A recruitment ad in The Guardian gives some clues to the possible nature of the operation. “Virgin Entertainment Centres is developing an exciting new concept for an adult audience centred on game play. It needs to recruit a games play buyer and a food and beverage buyer…” it reads.

Virgin Entertainment Centres is part of the Virgin Entertainment Group and can draw on the resources of sister companies, including Virgin Cinemas and Virgin Megastores, both in the UK and abroad.

Staff are being sought with, “experience in the hi-tech/games play industry or… a food and beverage product role in the restaurant, brewery, hotel or catering industry”, suggesting the resulting venue could incorporate a broad range of leisure pursuits.

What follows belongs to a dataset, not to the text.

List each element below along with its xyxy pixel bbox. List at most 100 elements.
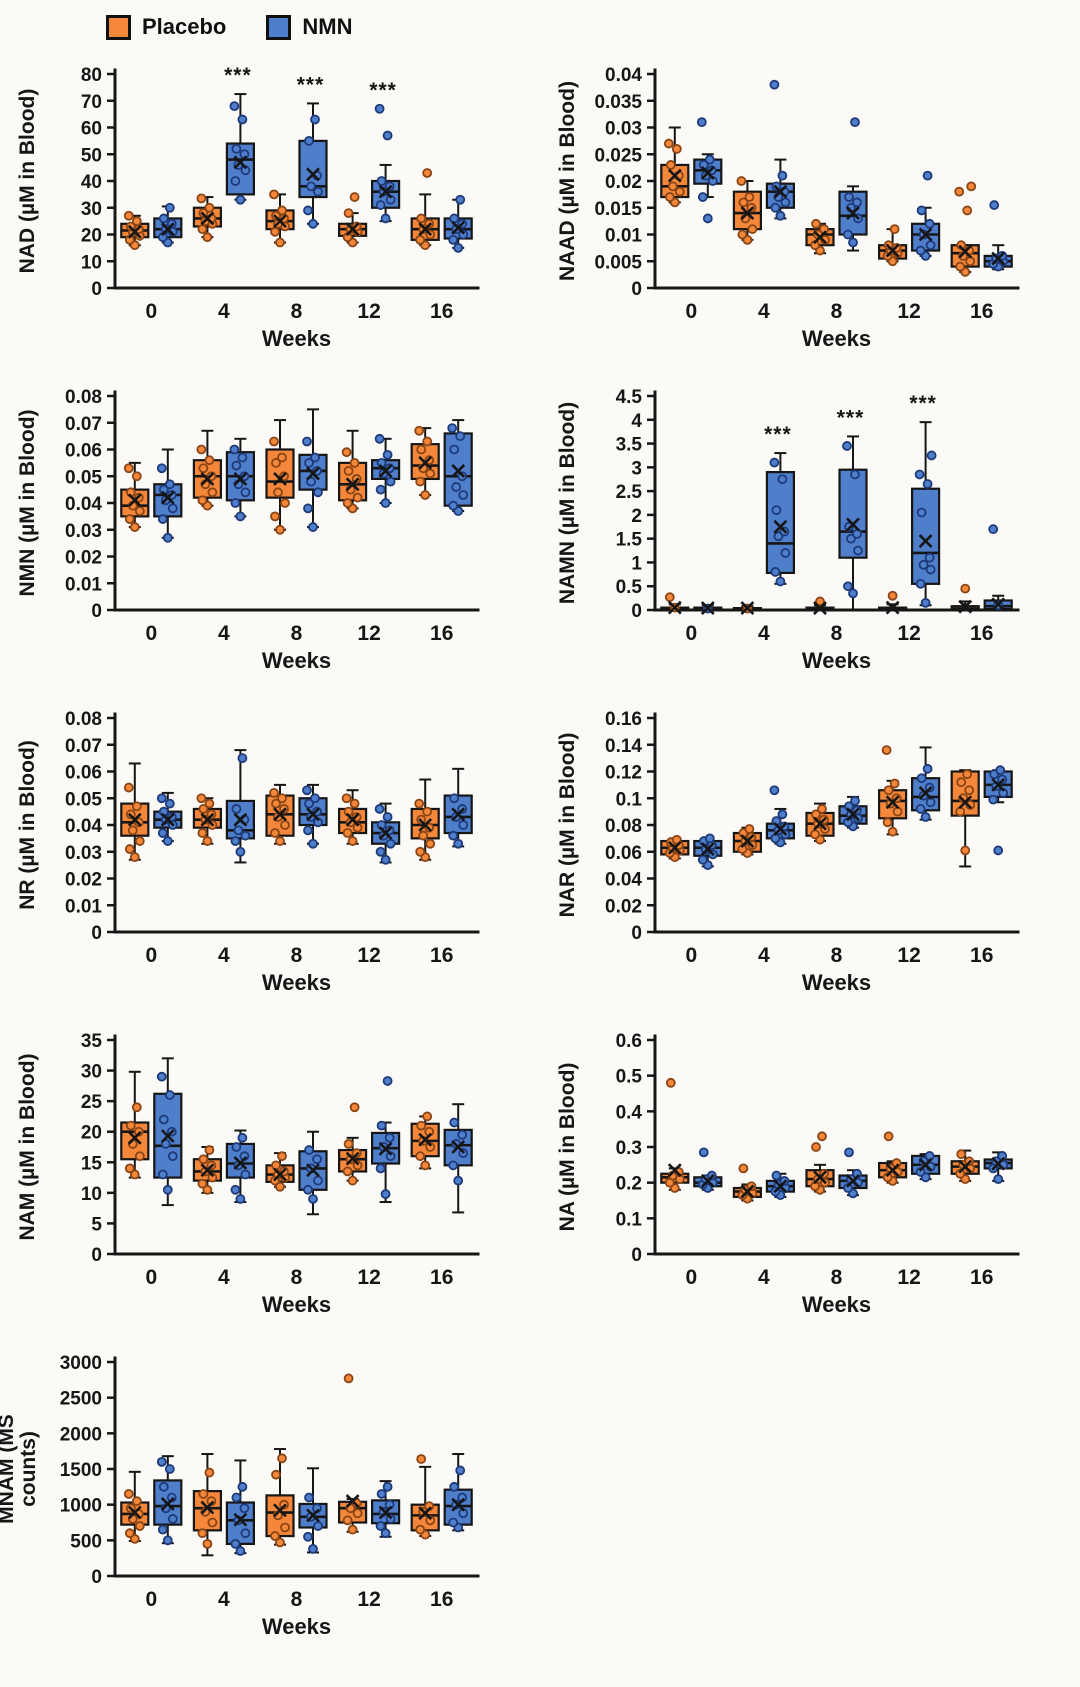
mean-marker (233, 155, 248, 170)
x-tick-label: 0 (145, 1588, 157, 1611)
mean-marker (200, 1163, 215, 1178)
chart-cell-naad: 0 0.005 0.01 0.015 0.02 0.025 0.03 0.035 0.04 NAA… (540, 44, 1080, 354)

The planned concept appears broadly similar to The Playing Fields in London’s Whitfield Street, which mixes a licensed bar and café with a network of games-packed computers (DW 13 March 1998). Co-founder Charles Allen says the operation was created to tap into the increasing demand for “social computer gaming”. Red Design worked up the concept, which primarily targets 20-35-year-old professionals.

“In the last two to three years the multiplaying computer game market has become increasingly popular. It used to be confined to the Internet, through specialist companies, but now everybody is doing it. We thought it would be good to put it in a social environment,” says Allen. The company is looking to evolve the concept with a view to rolling it out further.